Blitzer, Jonathan. 2017. “The Deportees Taking Our Calls: How American Immigration Policy has Fuelled an Unlikely Industy in El Salvador.” The New Yorker, January 23.
Brotherton, David C., and Luis Barrios. 2011. Banished to the Homeland: Domincan Deportees and Their Stories of Exile. New York: Columbia University Press.
De Genova, Nicholas, and Nathalie Peutz, eds. 2010. The Deportation Regime: Sovereignty, Space, and Freedom of Movement. Durham, N.C.: Duke University Press.
Dowling, Julie A., and Jonathan Xavier Inda. 2013. Governing Immigration Through Crime: A Reader. Stanford, Calif.: Stanford University Press.

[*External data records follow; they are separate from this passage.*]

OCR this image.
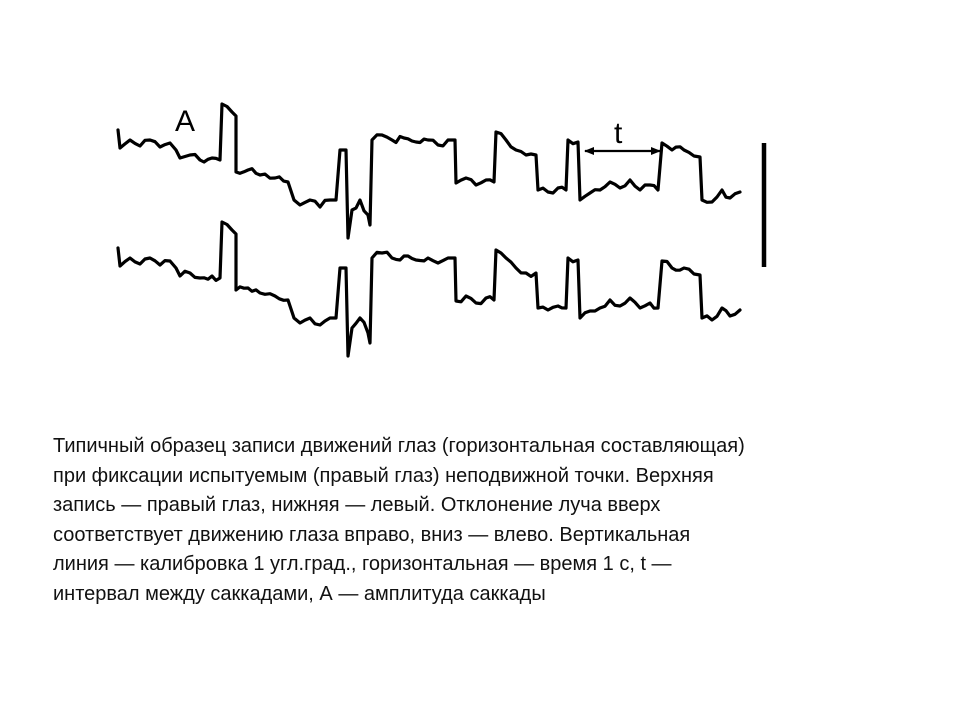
A	t
Типичный образец записи движений глаз (горизонтальная составляющая)
при фиксации испытуемым (правый глаз) неподвижной точки. Верхняя
запись — правый глаз, нижняя — левый. Отклонение луча вверх
соответствует движению глаза вправо, вниз — влево. Вертикальная
линия — калибровка 1 угл.град., горизонтальная — время 1 с, t —
интервал между саккадами, А — амплитуда саккады
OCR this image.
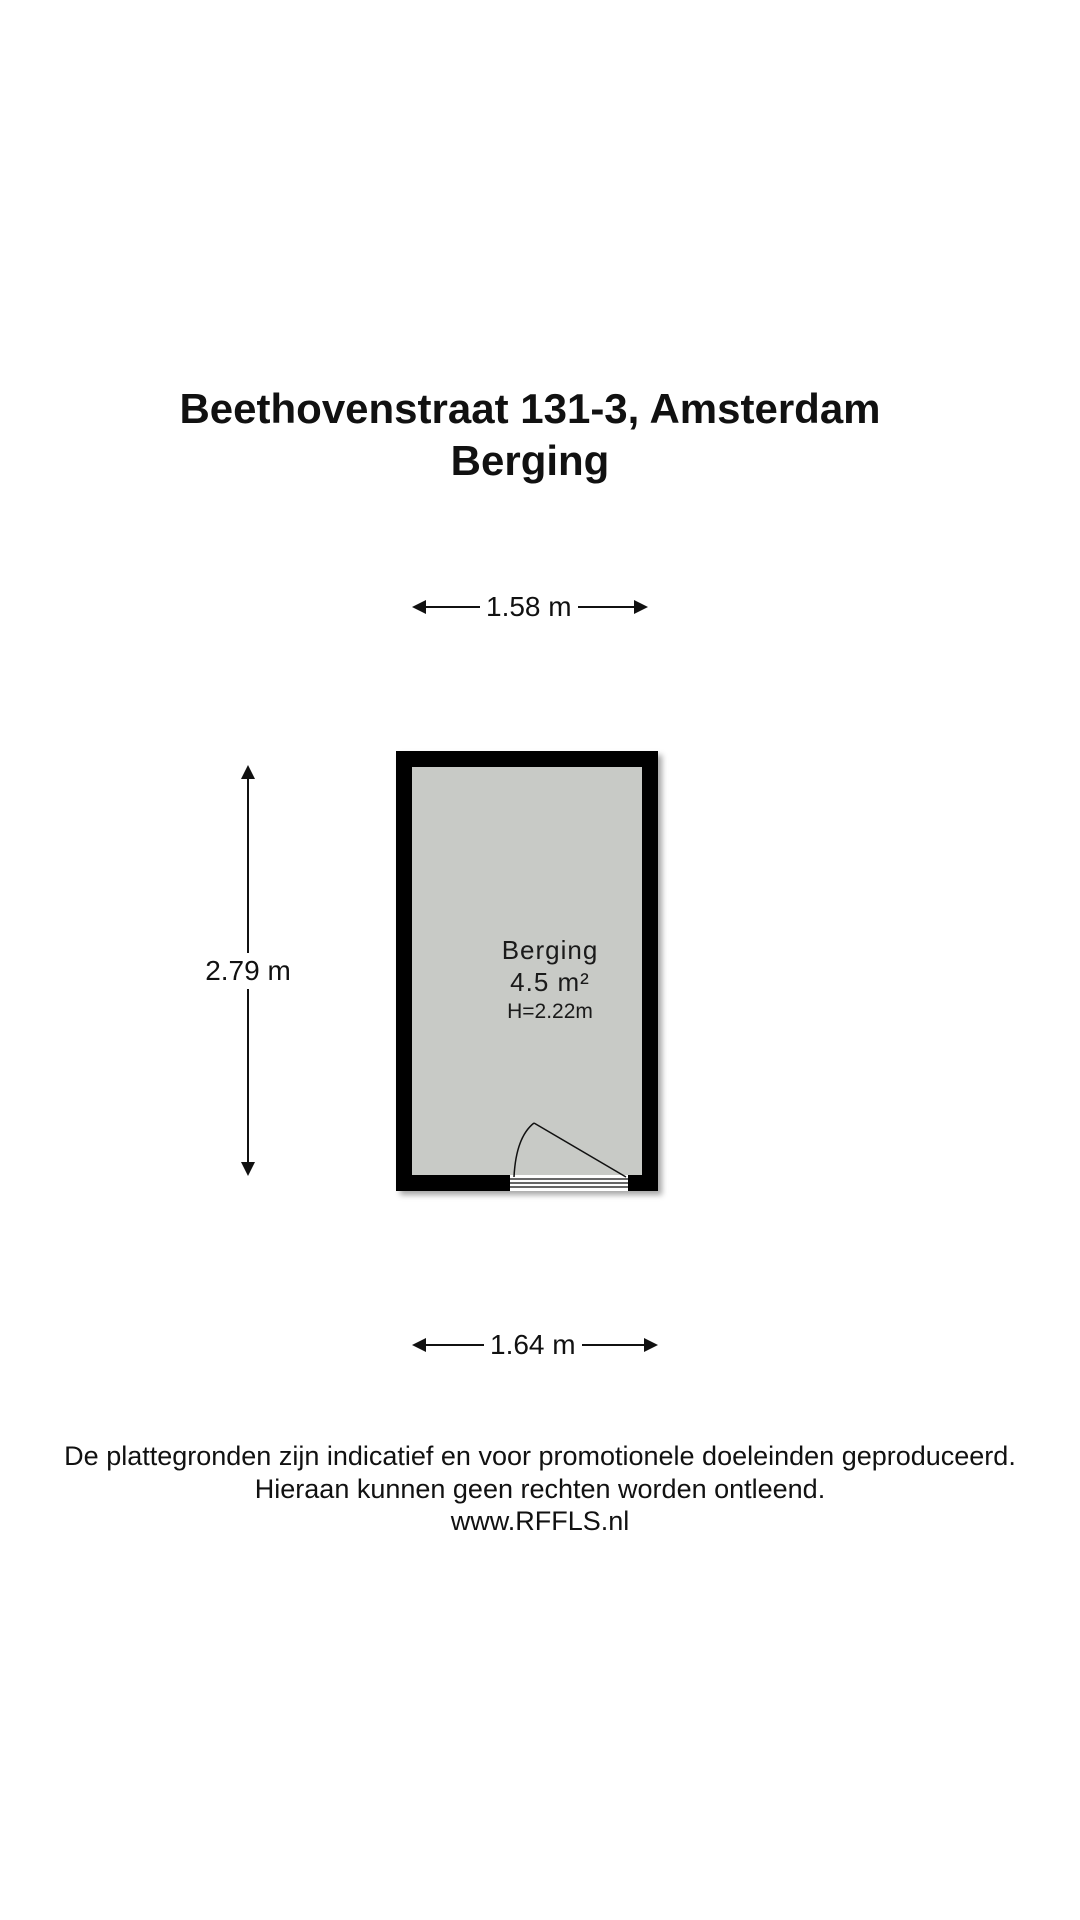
Beethovenstraat 131-3, Amsterdam
Berging
1.58 m
2.79 m
Berging
4.5 m²
H=2.22m
1.64 m
De plattegronden zijn indicatief en voor promotionele doeleinden geproduceerd.
Hieraan kunnen geen rechten worden ontleend.
www.RFFLS.nl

Golash-Boza, Tanya Maria. 2015. Deported: Immigrant Policing, Disposable Labor, and Global Capitalism. New York: New York University Press.
Gomberg-Muñoz, Ruth. 2016. “Criminalized Workers: Introduction to Special Issue on Migrant Labor and Mass Deportation.” Anthropology of Work Review 37, no. 1: 3–10.
Peutz, Nathalie. 2010. “‘Criminal Alien’ Deportees in Somaliland: An Ethnography of Removal.” In The Deportation Regime: Sovereignty, Space, and Freedom of Movement, edited by Nicholas De Genova and Nathalie Peutz, 371–412. Durham, N.C.: Duke University Press.
Rodkey, Evin. 2016. “Disposable Labor, Repurposed: Outsourcing Deportees in the Call Center Industry.” Anthropology of Work Review 37, no. 1: 34–43.